Tangential to the additional hundreds of thousands who will or alternately will not come to a brutal and untimely end because you chose to maintain Michael Hancock’s family life, we’ve come to the promised land of government as Vanderpump Rules. The incumbent president, agreeing to vacate the White House but refusing to concede, officially proclaimed Thanksgiving a day of gathering and worship (lol wtf). An Associate Justice of the Supreme Court of the United States used a majority concurring opinion to clap back at the Governor of the State of New York that it’s liquor vendors and accupucturists who are getting us all sick unto death, not the Jews. Every one of these freaks draws a government salary. I’ve occasionally cleared minimum wage picking blueberries.

We have Illuminati or Freemasons or CIA or whatever taking advantage of the pandemic to circulate creepy code phrases like “Dark Winter,” “Great Reset,” and “Build Back Better.” Then we have Andrew Cuomo and Neil Gorsuch in a public standoff about what is authentic Catholicism and what is to be done about the Jews.

But again, who’s the liberal in this beef, and who’s the one we’re bound to hear on a live mic, fuming about kikes? Probably the one who went on public radio to say “nigger wops.” /Alan Chartock, miserably stirring a thimble of schnapps into a cup of chamomile tea/ Speak for yourself, Governor. You’re the colored fellow.

It’s hard to imagine how none of these ridiculous characters are able to convince the public to put on a damn mask in the grocery store when the sex education that might provide a conceptual framework for harm reduction is missing, replaced by purity pledges and other pious woowoo, and when the pro-mask authorities are carrying on with sob stories about dead people (over half an hour straight of Rona obits on the NewsHour Thanksgiving evening), statistically challenged panics about holiday travel, “curfews” when the prisons are still badly over their unreasonably crowded design capacities, bans on private gatherings of more than two households (whose actual enforcement will provoke homicides), and grossly unprofesional cutesy blather about a made-up old fat guy who never gets sick.
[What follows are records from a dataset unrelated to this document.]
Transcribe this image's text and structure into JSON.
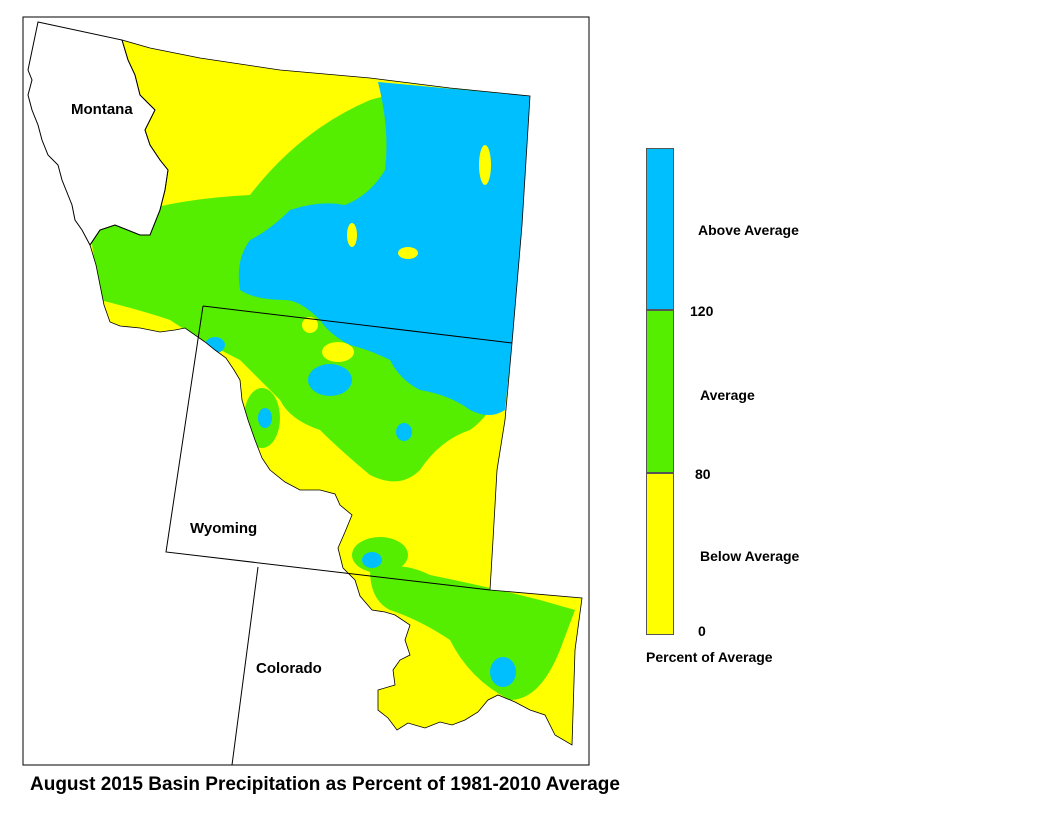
{
  "title": "August 2015 Basin Precipitation as Percent of 1981-2010 Average",
  "states": {
    "montana": "Montana",
    "wyoming": "Wyoming",
    "colorado": "Colorado"
  },
  "legend": {
    "title": "Percent of Average",
    "categories": [
      {
        "label": "Above Average",
        "color": "#00BFFF"
      },
      {
        "label": "Average",
        "color": "#55EE00"
      },
      {
        "label": "Below Average",
        "color": "#FFFF00"
      }
    ],
    "breaks": [
      "120",
      "80",
      "0"
    ]
  },
  "colors": {
    "above": "#00BFFF",
    "average": "#55EE00",
    "below": "#FFFF00",
    "boundary": "#000000"
  }
}
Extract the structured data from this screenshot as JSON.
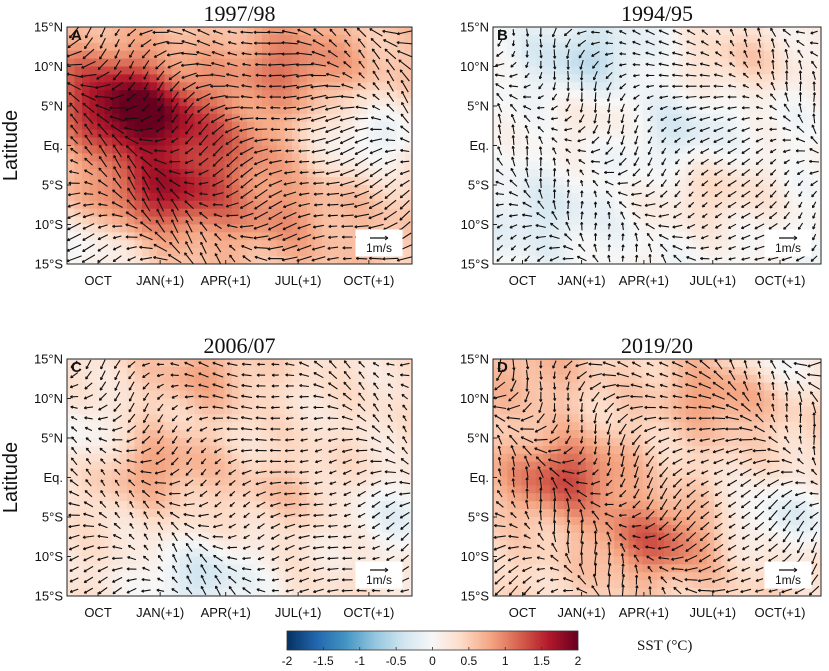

New Mexico still had its casinos open during a “mandatory” quarantine of arriving travelers from 46 other states. Many cities and states whose officials keep shrieking about the health and death tolls have their restaurant de jure open for indoor dining, or “outdoor” dining in enclosed plywood street sheds with some vents on the sides.

What the hell are we doing? I long assumed public corruption. A more elegant and all too believable explanation is that the governments need the sales tax revenue. *Taking a big hit of primo Duke City Crank and pulling a two heads one cube on the poor schmuck cleaning my face cubicle at the poker table at Isleta Casino* Love these health measures! Love this economy, baby!

A scrum of weird religious mummers bouncing around Brooklyn in top hats and overcoats but not masks aren’t the only ones breathing all over each other in our time of sickness. The only fucking idea we have of Irish culture in this country is low-functioning performative alcoholism. We have plentry of assholes who live to own the libs. Watching Lori Lightfoot, I can’t imagine why.

Scolding fits are easier and more fun than governing.